Please be aware that I haven’t had a chance to double-check the technical details of this post before the deadline so if you see an error please feel free to comment about it. The events happened years ago but it’s funny how history has a way of repeating itself.
Because I have too few hours in each day and I still suck at this blogging thing I am combining my MacGyver Moment and TSQL2sDay posts into this one so here we go.
The Beginning: Once upon a time in a conference room on a very high floor sat over a dozen technical people trying to quickly fix a server that had begun crashing the day before. This company was pretty big. Their data, it was massive. We only worked with summary rows because of this and yet it was still in numbers that make you stop and shake your head every once in a while. For instance, one time the daily import process failed just a few percent in and it already had over 400,000 rows cleansed and loaded.
To set the scene a little: We had developers, data folks, server experts, network experts, a SAN expert, the SAN expert’s boss, application SMEs, business liaisons, directors, and the company’s TAM from Microsoft. Oh and another SAN expert who also doubled as a Microsoft SQL Server MVP who just happened to specialize in High Availability (specifically clustering). This conference room had been turned into a War Room and was going to stay that way for as long as it took until the problem was fixed.
The Problem: A problem child of an application that already had a reputation for crashing every once in a while had now started crashing every couple of hours. I don’t know the exact specs of the hardware anymore but it was pretty close to the top of the line. It had something like 16 LPs and 16 Gigs of RAM backed by nearly 2 dozen disks on a SAN that held over 200 disks. This server had a twin and based on the error logs that was part of the problem. It was in a single node failover cluster and all of a sudden it had started logging 15,000 millisecond timeout errors while trying to check on it’s disk resources. This timeout in turn was causing whichever node was active to freak out and think that it had lost contact with the SAN altogether.
The Situation: While the overall SAN supporting this server is large by a lot of companies’ standards it was actually just a run of the mill small SAN at this place. In fact we later ordered up another one that looked just like it (only 2 years faster in every aspect) but at the time we kept on being told how solid this particular SAN was. There were a lot of moving parts and we were a fresh set of eyes being brought in. One of the moving parts that we had taken note of was that another server on different disks on the same SAN had recently been rebuilt as a 64 bit server. We took a look and said I’m sorry but your SAN just can’t support the needs of this SQL Server. You would have thought I had just told the SAN guys that I had caught them cross-dressing or something like that. They assured me that “No [little] Windows box” could ever take down their mighty SAN. Regardless of that we were stuck with that particular SAN for at least the next couple of weeks and needed to come up with something to help.
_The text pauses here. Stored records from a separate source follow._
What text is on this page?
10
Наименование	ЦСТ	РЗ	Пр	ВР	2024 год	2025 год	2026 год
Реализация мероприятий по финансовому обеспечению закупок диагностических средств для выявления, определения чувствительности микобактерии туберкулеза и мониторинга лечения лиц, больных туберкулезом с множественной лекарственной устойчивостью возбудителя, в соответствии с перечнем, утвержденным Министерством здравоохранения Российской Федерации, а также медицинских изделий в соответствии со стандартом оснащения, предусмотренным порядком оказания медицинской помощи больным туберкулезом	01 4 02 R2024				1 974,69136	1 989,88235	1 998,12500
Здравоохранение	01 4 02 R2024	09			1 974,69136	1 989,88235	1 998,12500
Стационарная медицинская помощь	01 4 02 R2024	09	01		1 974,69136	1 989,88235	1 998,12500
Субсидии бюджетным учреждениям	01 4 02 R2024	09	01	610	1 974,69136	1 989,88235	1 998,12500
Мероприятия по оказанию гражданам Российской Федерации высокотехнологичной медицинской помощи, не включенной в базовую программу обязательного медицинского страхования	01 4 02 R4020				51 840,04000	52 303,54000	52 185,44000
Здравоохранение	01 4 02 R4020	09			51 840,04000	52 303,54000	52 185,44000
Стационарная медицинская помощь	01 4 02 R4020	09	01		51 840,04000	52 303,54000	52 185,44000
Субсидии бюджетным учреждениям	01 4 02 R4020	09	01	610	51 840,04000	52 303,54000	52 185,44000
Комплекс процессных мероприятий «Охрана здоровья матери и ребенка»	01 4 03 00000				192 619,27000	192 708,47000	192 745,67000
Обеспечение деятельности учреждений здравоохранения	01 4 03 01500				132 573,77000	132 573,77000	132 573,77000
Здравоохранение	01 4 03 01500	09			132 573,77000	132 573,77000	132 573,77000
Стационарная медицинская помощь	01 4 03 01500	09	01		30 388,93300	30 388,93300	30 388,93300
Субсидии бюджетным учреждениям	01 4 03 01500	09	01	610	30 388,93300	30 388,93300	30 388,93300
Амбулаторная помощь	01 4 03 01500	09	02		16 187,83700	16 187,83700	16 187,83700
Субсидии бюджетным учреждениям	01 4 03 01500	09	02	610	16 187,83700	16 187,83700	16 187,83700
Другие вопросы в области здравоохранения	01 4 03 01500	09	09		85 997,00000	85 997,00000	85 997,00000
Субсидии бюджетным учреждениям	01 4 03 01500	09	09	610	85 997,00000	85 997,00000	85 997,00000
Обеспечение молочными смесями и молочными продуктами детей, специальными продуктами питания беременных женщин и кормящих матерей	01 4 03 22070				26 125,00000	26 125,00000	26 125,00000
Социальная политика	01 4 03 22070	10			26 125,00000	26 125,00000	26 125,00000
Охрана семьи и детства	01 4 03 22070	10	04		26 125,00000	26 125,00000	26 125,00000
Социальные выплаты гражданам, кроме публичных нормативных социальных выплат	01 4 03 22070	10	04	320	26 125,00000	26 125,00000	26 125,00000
The Other Problem: We asked for all the IO stats they could give us but unfortunately there was something about a new version that needed to be installed and needing to wait for an outage window and all that. Bottom line we were stuck with some total IO numbers over a wide enough time frame that they weren’t all that useful however; being a glorified mathematician I took all the numbers I had and tried to figure out the size of the ‘unknown’ portion by subtracting out the three servers I could get stats for myself. As it turned out in one particular time interval that was just enough information for me to notice a trend. It wasn’t much but it was more solid than anything else being offered up (or at least I felt so) and the situation was to say the least a little tense.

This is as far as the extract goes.